Once returned inside, I checked twitter and my mum checked her emails.
Now, this is where it get's exciting!
She had entered the waitinglist that same morning, because there was talk about more tickets coming that day. She went on the website, and was able to buy ONE ticket. I couldn't sit still anymore, and even as I'm typing this, my hands get clammy and I'm shaking a little. So while I was walking around the house, my mum paid for the ticket and told me 'I got it. It's yours. You're going to see them.'

My mind went blank. I, the person that has tried so many times to get tickets and cried because she wasn't able to go, had a ticket.
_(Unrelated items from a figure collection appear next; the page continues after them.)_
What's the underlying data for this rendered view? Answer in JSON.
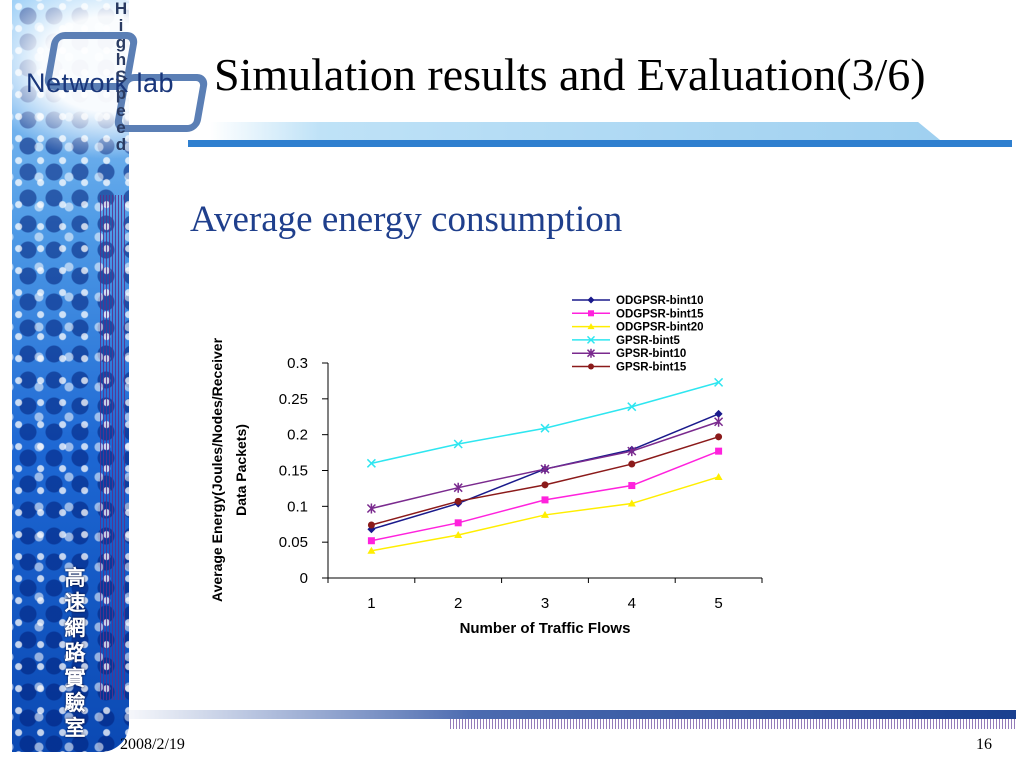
{
  "slide": {
    "title": "Simulation results and Evaluation(3/6)",
    "subtitle": "Average energy consumption",
    "date": "2008/2/19",
    "page": "16",
    "logo_text": "Network lab",
    "vertical_brand": [
      "H",
      "i",
      "g",
      "h",
      "S",
      "p",
      "e",
      "e",
      "d"
    ],
    "cjk_label": [
      "高",
      "速",
      "網",
      "路",
      "實",
      "驗",
      "室"
    ]
  },
  "chart_data": {
    "type": "line",
    "title": "",
    "xlabel": "Number of Traffic Flows",
    "ylabel_lines": [
      "Average Energy(Joules/Nodes/Receiver",
      "Data Packets)"
    ],
    "categories": [
      "1",
      "2",
      "3",
      "4",
      "5"
    ],
    "ylim": [
      0,
      0.3
    ],
    "yticks": [
      "0",
      "0.05",
      "0.1",
      "0.15",
      "0.2",
      "0.25",
      "0.3"
    ],
    "legend_position": "top-right",
    "grid": false,
    "series": [
      {
        "name": "ODGPSR-bint10",
        "color": "#1a1a8c",
        "marker": "diamond",
        "values": [
          0.068,
          0.104,
          0.152,
          0.179,
          0.229
        ]
      },
      {
        "name": "ODGPSR-bint15",
        "color": "#ff22dd",
        "marker": "square",
        "values": [
          0.052,
          0.077,
          0.109,
          0.129,
          0.177
        ]
      },
      {
        "name": "ODGPSR-bint20",
        "color": "#ffee00",
        "marker": "triangle",
        "values": [
          0.038,
          0.06,
          0.088,
          0.104,
          0.141
        ]
      },
      {
        "name": "GPSR-bint5",
        "color": "#2ee6f0",
        "marker": "x",
        "values": [
          0.16,
          0.187,
          0.209,
          0.239,
          0.273
        ]
      },
      {
        "name": "GPSR-bint10",
        "color": "#7a2a8e",
        "marker": "star",
        "values": [
          0.097,
          0.126,
          0.152,
          0.177,
          0.218
        ]
      },
      {
        "name": "GPSR-bint15",
        "color": "#8b1a1a",
        "marker": "circle",
        "values": [
          0.074,
          0.107,
          0.13,
          0.159,
          0.197
        ]
      }
    ]
  }
}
Just one, so I was not allowed to call up my friend and yell that we were going, but I was going.

An hour after we had purchased the ticket, I was in the Ziggo Dome Arena waiting for the show to start. It was total madness before, because the had asked us to wear orange because of the new king, and I had to look for something orange that would still look a little normal. I ended up wearing my brother his old soccer shirt, which is four sizes to big. But hey! I had orange on and I was going to see them.

And to say it was amazing... Huge understatement. It was everything I expected and more. I did miss my best friend next to me to fangirl with, but the fact that I didn't know anybody made me feel free. I screamed and lost my voice, and left a few tears roll as the show progressed.

I can easily say it was the best night I've had so far, and I will never forget all the things that happened that night. Like the fan-actions that were held during 'Change my mind' and 'Little things'. Or the wardrobe change from casual to orange suits with matching jerseys, all orange! Or the moments when the guys got a little emotional seeing/hearing the crowd (I can go on forever...).